Power plants require superior insulation, as a consequence of the high temperatures occurring in steam pipes and turbines. In the past, asbestos was the number one material chosen to provide this insulation.
Though research linking asbestos exposure to mesothelioma and other respiratory conditions has prompted strict regulations for the use of asbestos in the States, there are many American power plants that still contain alarming amounts of asbestos material.
Power plant workers include operators (in charge of boilers and generators), distributors (in charge of controlling the flow of electricity), and dispatchers (in charge of assessing power needs and managing capacity). Regardless of their position, such workers at power plants are exposed to asbestos, whenever it is present.
The main hazard for power plant workers has been the common occurrence of damaged asbestos and asbestos cutting and hammering, which involves the release of asbestos fibers that are then inhaled by everyone in the area.
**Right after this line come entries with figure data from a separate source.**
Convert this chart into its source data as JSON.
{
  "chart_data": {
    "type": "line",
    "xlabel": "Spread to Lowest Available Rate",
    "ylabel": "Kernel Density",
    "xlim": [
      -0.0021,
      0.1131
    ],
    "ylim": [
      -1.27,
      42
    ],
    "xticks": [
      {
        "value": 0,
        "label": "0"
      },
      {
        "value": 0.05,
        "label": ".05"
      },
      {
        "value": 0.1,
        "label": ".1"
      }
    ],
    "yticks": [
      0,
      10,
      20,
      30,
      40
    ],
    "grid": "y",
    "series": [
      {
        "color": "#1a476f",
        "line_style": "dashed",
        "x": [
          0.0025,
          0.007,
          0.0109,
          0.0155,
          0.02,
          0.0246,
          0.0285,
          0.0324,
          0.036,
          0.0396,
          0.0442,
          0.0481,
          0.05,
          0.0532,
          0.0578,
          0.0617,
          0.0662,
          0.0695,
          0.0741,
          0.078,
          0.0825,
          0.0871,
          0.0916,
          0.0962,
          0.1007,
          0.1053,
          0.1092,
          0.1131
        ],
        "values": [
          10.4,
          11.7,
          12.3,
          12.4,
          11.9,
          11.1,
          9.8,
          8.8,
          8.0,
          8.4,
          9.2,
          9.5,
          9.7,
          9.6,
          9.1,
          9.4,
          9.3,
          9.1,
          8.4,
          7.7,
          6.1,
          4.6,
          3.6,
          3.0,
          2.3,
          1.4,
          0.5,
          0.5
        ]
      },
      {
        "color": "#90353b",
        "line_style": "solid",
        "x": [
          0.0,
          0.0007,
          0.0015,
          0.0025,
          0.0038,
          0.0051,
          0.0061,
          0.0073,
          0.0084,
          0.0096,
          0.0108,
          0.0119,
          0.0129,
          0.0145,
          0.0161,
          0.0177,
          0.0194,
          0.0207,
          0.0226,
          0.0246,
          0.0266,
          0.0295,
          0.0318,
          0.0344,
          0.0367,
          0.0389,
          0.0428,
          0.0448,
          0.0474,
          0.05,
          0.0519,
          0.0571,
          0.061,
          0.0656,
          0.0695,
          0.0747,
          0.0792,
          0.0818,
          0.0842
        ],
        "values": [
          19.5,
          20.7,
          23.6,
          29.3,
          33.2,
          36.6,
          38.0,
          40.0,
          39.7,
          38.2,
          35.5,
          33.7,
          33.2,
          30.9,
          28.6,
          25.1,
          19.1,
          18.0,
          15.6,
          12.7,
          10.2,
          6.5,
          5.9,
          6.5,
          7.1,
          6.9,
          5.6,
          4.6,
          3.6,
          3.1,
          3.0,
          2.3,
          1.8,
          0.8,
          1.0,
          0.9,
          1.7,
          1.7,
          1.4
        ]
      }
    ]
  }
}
Asbestos dust used to be an everyday thing in old power plants, and this is still the case in many of them today. When protective gear was used, it commonly contained asbestos, further exposing workers to inhaling it, especially in the case of masks.
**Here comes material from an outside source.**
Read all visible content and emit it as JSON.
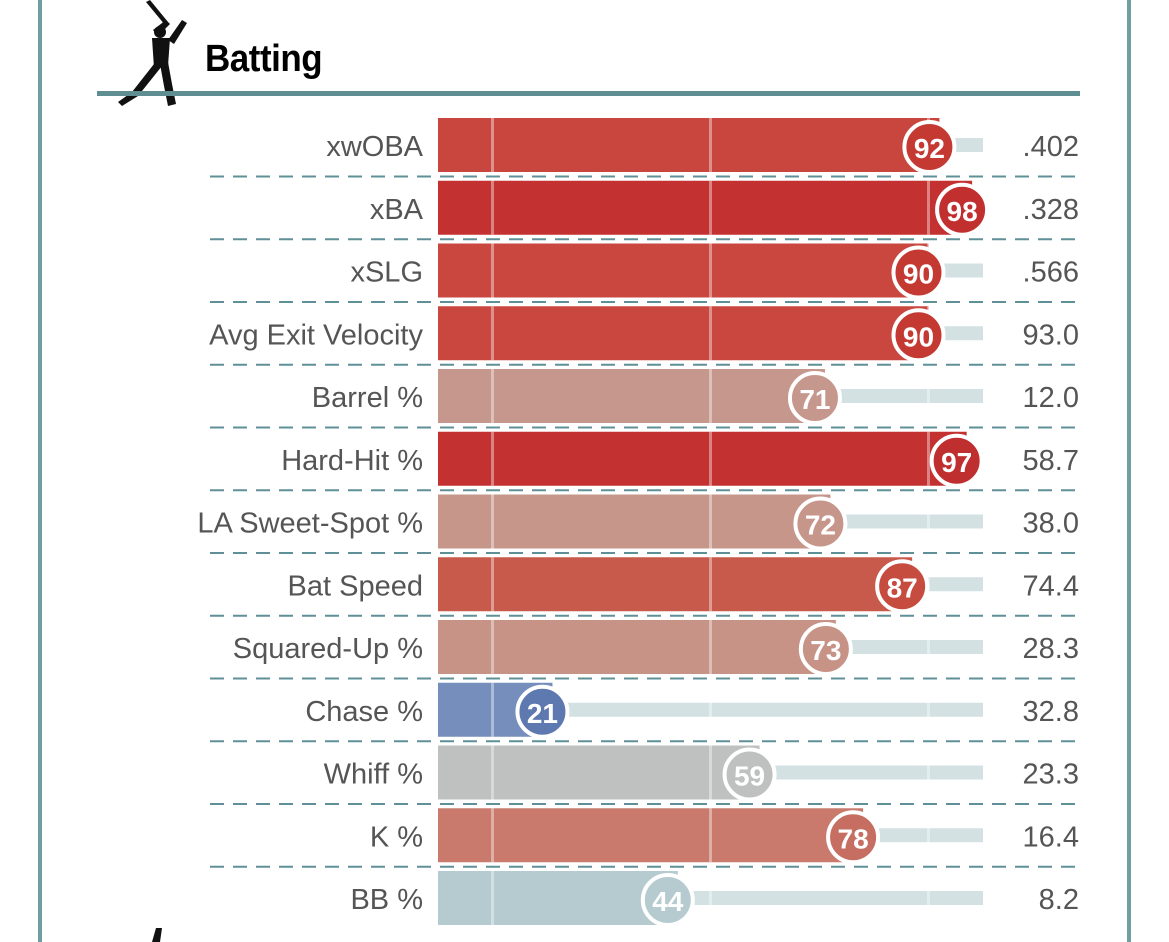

According to an article published in the British Journal of Industrial Medicine, “Studies of asbestos insulation workers have shown a higher than expected death rate due to malignant mesothelioma.” Based on studies carried out among power plant workers, the paper claims that the asbestos concentration is very high in the storerooms of power plants, and that the finding of “ferruginous bodies in the sputum of power station workers” would confirm the health hazards of asbestos in this occupation.
Another study of mesothelioma patients published in the same journal confirms the danger of occupational asbestos exposure at power plants.
Although the public is not so aware about the death toll of asbestos-related lung disease and mesothelioma when it comes to power plants, worldwide research has proven that millions of power plant workers all over the world may have been affected by their exposure to asbestos.